Endogenous arginine vasopressin levels have been reported to increase markedly (by a factor of 5–10) during and after cardiac surgery, but decrease gradually within a few days.22,23 Thus, we expected that the effect of tolvaptan would be minimal at POD1. Although no significant difference in urine output was noted at POD1, tolvaptan administration at POD1 was beneficial in terms of protection of renal function after cardiac surgery, as evidenced by the adequate average urine output in the tolvaptan group compared with that in the control group, and the reduced doses of furosemide on POD1.
Study LimitationsThe present study has some limitations. First, the study was a prospective randomized study with a small patient population from a single institution, which may have resulted in selection bias. Second, the furosemide dose was determined by individual physicians who were not blinded to the treatment arm; therefore, a bias in fluid removal therapy after the operation is possible. In addition, some factors reported to predict responses to tolvaptan, such as osmolality and urinary aquaporin 2 levels, were not investigated.24 Furthermore, there may be some patients who would have benefited from taking tolvaptan for more than 5 days. Finally, the long-term efficacy of tolvaptan treatment has not been examined. Further studies are needed to confirm the long-term outcomes in patients receiving tolvaptan treatment, especially after cardiac surgery.

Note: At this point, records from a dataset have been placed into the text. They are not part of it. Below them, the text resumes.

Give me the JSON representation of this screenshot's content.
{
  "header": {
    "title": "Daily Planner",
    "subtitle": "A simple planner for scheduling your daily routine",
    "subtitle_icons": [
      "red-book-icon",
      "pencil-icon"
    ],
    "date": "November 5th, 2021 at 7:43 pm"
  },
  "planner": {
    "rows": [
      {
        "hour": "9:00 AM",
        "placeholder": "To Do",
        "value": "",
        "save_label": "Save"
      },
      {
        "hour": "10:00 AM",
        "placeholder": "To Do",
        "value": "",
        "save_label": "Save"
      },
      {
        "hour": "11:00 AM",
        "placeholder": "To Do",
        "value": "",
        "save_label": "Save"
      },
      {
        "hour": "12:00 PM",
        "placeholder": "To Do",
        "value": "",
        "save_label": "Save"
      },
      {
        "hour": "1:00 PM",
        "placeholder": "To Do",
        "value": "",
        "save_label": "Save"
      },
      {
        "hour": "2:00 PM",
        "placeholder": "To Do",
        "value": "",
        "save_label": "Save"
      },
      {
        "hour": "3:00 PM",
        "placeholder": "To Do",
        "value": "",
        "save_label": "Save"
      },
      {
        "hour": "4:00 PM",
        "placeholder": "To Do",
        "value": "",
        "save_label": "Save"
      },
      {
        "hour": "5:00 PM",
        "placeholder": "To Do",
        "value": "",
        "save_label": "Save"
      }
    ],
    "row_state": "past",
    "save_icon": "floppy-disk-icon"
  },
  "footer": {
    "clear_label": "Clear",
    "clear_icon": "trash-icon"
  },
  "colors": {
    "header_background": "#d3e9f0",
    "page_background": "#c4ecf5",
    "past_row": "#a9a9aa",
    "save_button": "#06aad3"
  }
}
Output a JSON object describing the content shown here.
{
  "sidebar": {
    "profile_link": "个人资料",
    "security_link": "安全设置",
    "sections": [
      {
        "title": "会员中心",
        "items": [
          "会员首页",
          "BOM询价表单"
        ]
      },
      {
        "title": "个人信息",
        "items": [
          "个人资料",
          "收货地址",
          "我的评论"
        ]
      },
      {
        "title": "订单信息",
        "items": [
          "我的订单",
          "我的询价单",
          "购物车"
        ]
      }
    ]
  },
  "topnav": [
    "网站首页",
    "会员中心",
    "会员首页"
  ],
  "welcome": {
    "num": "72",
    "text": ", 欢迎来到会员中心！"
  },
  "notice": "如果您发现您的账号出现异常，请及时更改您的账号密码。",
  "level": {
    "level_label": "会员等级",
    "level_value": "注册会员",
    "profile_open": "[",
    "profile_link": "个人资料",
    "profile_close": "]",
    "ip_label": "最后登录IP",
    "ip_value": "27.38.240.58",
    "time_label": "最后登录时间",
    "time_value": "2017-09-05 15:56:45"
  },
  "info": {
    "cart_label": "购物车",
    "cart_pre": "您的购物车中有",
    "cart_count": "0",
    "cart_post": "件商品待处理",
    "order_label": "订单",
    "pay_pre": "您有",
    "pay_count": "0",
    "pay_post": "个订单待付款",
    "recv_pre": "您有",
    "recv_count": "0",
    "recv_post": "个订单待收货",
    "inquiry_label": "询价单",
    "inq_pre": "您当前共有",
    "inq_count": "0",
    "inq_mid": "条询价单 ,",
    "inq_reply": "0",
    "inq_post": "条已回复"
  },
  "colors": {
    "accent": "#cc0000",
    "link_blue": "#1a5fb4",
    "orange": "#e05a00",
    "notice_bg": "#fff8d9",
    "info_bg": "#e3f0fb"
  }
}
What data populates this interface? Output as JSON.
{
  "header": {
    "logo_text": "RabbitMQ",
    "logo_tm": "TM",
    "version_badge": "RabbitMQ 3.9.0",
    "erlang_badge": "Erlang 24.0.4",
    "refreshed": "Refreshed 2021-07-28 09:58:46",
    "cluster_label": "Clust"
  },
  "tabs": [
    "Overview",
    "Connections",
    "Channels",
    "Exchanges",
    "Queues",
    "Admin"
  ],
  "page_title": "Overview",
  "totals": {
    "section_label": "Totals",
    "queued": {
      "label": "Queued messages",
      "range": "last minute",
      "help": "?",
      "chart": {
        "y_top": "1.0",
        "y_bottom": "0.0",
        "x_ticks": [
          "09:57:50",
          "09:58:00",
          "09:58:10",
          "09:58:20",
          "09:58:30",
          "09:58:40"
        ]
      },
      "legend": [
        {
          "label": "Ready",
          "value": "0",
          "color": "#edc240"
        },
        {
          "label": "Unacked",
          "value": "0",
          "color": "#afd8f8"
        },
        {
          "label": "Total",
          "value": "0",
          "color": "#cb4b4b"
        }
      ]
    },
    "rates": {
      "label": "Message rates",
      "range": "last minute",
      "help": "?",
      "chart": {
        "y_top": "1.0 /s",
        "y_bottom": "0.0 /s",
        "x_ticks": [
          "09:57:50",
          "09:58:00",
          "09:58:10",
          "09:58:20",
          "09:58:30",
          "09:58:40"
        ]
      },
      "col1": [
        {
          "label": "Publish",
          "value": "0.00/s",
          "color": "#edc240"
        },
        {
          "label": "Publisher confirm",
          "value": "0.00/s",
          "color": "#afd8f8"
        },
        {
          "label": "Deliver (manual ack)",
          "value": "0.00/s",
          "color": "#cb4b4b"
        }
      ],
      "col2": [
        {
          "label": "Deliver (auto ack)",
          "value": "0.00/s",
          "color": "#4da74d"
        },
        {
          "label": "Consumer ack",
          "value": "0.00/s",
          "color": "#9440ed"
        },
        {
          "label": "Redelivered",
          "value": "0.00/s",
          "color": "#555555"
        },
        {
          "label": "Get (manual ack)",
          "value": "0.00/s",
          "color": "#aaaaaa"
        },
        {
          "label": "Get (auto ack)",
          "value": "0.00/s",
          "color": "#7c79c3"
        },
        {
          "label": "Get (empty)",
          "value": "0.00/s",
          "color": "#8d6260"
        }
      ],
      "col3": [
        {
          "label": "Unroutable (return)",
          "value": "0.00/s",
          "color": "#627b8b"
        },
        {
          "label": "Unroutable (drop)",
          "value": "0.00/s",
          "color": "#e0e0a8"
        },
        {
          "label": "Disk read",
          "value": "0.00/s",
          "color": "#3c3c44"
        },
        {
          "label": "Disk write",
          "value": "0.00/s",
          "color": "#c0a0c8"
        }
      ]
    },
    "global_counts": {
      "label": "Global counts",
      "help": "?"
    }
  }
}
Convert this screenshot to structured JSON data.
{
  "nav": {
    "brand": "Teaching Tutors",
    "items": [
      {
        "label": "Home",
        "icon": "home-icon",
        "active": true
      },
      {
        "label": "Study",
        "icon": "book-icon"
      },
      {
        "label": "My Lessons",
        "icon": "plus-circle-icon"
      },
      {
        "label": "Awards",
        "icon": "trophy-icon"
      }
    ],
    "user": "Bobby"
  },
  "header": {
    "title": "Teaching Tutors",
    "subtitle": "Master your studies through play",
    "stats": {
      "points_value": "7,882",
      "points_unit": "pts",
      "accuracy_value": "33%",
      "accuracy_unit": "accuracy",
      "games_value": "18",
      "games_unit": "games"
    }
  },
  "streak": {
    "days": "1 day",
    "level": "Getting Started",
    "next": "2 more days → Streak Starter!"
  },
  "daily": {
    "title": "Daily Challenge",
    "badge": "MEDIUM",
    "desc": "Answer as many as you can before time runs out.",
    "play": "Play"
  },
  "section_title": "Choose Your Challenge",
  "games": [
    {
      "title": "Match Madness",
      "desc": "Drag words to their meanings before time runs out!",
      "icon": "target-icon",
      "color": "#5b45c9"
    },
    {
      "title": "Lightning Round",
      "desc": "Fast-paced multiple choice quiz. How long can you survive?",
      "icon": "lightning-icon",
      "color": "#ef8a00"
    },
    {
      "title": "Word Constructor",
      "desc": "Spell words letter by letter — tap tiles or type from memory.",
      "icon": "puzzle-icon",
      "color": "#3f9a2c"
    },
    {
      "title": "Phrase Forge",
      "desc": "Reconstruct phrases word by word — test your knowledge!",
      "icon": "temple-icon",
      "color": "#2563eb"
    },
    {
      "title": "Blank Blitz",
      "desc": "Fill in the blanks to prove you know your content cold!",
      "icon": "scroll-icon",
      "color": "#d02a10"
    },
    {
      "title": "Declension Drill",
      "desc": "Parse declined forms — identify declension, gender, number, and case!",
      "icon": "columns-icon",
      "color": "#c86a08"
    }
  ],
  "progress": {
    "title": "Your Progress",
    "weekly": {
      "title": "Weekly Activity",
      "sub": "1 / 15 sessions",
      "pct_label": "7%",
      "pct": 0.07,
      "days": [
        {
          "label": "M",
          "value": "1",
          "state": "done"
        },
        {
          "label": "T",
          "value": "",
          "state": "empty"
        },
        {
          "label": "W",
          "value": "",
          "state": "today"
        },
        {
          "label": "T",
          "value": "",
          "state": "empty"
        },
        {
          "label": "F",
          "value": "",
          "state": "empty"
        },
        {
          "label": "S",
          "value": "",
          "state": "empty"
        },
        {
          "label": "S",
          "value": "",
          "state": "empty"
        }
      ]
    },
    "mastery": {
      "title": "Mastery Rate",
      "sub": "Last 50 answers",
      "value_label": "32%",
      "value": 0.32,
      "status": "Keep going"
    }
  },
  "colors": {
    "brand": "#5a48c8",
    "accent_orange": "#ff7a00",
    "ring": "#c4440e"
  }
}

Tolvaptan treatment in patients during the early phase after cardiac surgery maintained sufficient urine output without affecting renal function and serum sodium concentrations, and reduced the incidence of WRF. Furthermore, tolvaptan treatment shortened the time required to restore preoperative body weight. Thus, tolvaptan is effective and safe for the management of body fluid levels in patients during the early postoperative period of cardiac surgery.
The authors have no conflicts of interest to disclose.